Xia Linlin, Meng Qingyu, Chi Deru, Meng Bo, Yang Hanrui
School of Automation Engineering, Northeast Electric Power University, Jilin 132012, China.
School of Computer Science, Northeast Electric Power University, Jilin 132012, China.
Sensors (Basel). 2019 Apr 29;19(9):2004. doi: 10.3390/s19092004.

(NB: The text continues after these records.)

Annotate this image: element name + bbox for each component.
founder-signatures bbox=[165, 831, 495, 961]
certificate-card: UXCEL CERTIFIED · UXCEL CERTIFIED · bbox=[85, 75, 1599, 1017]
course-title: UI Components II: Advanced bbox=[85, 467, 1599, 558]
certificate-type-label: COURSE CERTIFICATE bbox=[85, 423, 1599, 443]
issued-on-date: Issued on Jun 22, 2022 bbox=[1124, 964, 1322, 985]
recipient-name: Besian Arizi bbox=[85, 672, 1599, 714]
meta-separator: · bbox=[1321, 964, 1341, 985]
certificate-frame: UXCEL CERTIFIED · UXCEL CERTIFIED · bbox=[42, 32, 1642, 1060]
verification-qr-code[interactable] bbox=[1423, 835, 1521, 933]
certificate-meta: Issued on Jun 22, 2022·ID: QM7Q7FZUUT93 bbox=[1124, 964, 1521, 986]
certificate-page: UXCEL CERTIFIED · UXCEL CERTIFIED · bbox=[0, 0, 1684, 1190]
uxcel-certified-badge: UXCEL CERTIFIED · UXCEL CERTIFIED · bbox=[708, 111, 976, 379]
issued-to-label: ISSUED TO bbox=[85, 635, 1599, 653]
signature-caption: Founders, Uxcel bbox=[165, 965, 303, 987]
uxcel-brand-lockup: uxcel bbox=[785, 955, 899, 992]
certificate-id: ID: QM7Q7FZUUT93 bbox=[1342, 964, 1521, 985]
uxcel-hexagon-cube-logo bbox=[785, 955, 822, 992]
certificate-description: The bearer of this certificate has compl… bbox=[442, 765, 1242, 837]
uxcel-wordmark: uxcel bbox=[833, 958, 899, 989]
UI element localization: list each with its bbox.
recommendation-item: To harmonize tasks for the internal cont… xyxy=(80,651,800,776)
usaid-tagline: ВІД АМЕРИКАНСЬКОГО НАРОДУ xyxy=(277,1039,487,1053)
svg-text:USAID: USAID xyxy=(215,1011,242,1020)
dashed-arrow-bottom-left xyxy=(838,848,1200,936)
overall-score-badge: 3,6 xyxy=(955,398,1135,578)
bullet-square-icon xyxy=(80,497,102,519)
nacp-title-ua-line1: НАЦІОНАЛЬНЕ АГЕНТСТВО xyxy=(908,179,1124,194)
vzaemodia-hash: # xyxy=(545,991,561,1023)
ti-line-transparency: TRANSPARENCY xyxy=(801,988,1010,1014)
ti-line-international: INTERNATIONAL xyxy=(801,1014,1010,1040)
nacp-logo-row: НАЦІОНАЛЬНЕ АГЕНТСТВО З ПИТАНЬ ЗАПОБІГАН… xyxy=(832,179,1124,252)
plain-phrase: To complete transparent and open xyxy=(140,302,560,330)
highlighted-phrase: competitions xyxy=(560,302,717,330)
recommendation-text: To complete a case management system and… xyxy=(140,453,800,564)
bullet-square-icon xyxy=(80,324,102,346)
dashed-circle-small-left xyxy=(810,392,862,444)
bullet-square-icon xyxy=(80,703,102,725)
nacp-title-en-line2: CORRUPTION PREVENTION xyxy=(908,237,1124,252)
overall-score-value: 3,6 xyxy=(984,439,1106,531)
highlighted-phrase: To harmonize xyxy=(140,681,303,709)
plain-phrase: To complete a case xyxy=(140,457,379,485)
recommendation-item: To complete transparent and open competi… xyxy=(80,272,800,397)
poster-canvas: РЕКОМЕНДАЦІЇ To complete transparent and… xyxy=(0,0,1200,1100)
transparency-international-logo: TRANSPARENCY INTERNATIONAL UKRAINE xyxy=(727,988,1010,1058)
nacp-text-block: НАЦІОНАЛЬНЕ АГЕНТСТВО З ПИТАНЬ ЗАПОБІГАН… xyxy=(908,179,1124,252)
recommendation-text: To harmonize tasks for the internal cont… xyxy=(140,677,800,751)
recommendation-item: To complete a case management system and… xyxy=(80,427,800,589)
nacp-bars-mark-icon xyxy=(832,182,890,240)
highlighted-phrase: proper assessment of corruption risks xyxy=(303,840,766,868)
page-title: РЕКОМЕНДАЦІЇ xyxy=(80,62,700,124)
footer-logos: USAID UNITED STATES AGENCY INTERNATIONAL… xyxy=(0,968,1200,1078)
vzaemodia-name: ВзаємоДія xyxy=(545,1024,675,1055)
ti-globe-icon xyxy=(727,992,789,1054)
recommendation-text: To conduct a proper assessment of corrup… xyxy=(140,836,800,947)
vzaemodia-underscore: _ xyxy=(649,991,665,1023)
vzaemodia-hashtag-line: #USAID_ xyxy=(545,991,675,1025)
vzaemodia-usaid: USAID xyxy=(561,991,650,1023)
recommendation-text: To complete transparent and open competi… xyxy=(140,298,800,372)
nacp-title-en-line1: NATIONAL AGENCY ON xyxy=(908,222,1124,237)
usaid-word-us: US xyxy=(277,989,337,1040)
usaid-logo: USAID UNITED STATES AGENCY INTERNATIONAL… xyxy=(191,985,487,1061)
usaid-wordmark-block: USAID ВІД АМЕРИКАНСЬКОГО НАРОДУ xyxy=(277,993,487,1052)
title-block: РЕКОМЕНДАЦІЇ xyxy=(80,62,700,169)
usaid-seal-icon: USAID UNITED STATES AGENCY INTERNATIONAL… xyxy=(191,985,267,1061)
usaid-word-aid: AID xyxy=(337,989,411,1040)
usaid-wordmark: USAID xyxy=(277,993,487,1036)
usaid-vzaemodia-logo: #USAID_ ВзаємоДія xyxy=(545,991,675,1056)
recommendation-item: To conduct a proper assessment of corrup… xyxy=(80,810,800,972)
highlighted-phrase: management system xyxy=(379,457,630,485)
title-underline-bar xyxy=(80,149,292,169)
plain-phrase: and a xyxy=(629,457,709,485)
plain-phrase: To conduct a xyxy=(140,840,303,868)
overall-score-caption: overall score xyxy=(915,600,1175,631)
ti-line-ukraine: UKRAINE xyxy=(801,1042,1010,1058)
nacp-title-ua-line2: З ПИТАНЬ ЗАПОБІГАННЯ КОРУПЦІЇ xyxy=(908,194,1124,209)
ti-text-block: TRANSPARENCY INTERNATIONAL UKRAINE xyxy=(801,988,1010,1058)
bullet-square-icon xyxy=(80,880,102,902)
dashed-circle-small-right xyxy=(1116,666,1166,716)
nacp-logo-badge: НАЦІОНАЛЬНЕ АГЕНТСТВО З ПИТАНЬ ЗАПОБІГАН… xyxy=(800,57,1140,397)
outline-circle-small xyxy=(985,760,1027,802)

The development and maturation of simultaneous localization and mapping (SLAM) in robotics opens the door to the application of a visual inertial odometry (VIO) to the robot navigation system. For a patrol robot with no available Global Positioning System (GPS) support, the embedded VIO components, which are generally composed of an Inertial Measurement Unit (IMU) and a camera, fuse the inertial recursion with SLAM calculation tasks, and enable the robot to estimate its location within a map. The highlights of the optimized VIO design lie in the simplified VIO initialization strategy as well as the fused point and line feature-matching based method for efficient pose estimates in the front-end. With a tightly-coupled VIO anatomy, the system state is explicitly expressed in a vector and further estimated by the state estimator. The consequent problems associated with the data association, state optimization, sliding window and timestamp alignment in the back-end are discussed in detail. The dataset tests and real substation scene tests are conducted, and the experimental results indicate that the proposed VIO can realize the accurate pose estimation with a favorable initializing efficiency and eminent map representations as expected in concerned environments. The proposed VIO design can therefore be recognized as a preferred tool reference for a class of visual and inertial SLAM application domains preceded by no external location reference support hypothesis.
机器人技术中同步定位与地图构建(SLAM)技术的发展与成熟,为视觉惯性里程计(VIO)在机器人导航系统中的应用打开了大门。对于没有可用全球定位系统(GPS)支持的巡逻机器人,嵌入式VIO组件通常由惯性测量单元(IMU)和摄像头组成,它将惯性递推与SLAM计算任务相融合,使机器人能够在地图中估计自身位置。优化后的VIO设计亮点在于简化的VIO初始化策略以及前端基于融合点和线特征匹配的高效位姿估计方法。在紧密耦合的VIO结构中,系统状态以向量形式明确表示,并由状态估计器进一步估计。详细讨论了后端与数据关联、状态优化、滑动窗口和时间戳对齐相关的后续问题。进行了数据集测试和实际变电站场景测试,实验结果表明,所提出的VIO能够在相关环境中实现准确的位姿估计,具有良好的初始化效率和出色的地图表示。因此,在没有外部位置参考支持假设的情况下,所提出的VIO设计可被视为一类视觉和惯性SLAM应用领域的首选工具参考。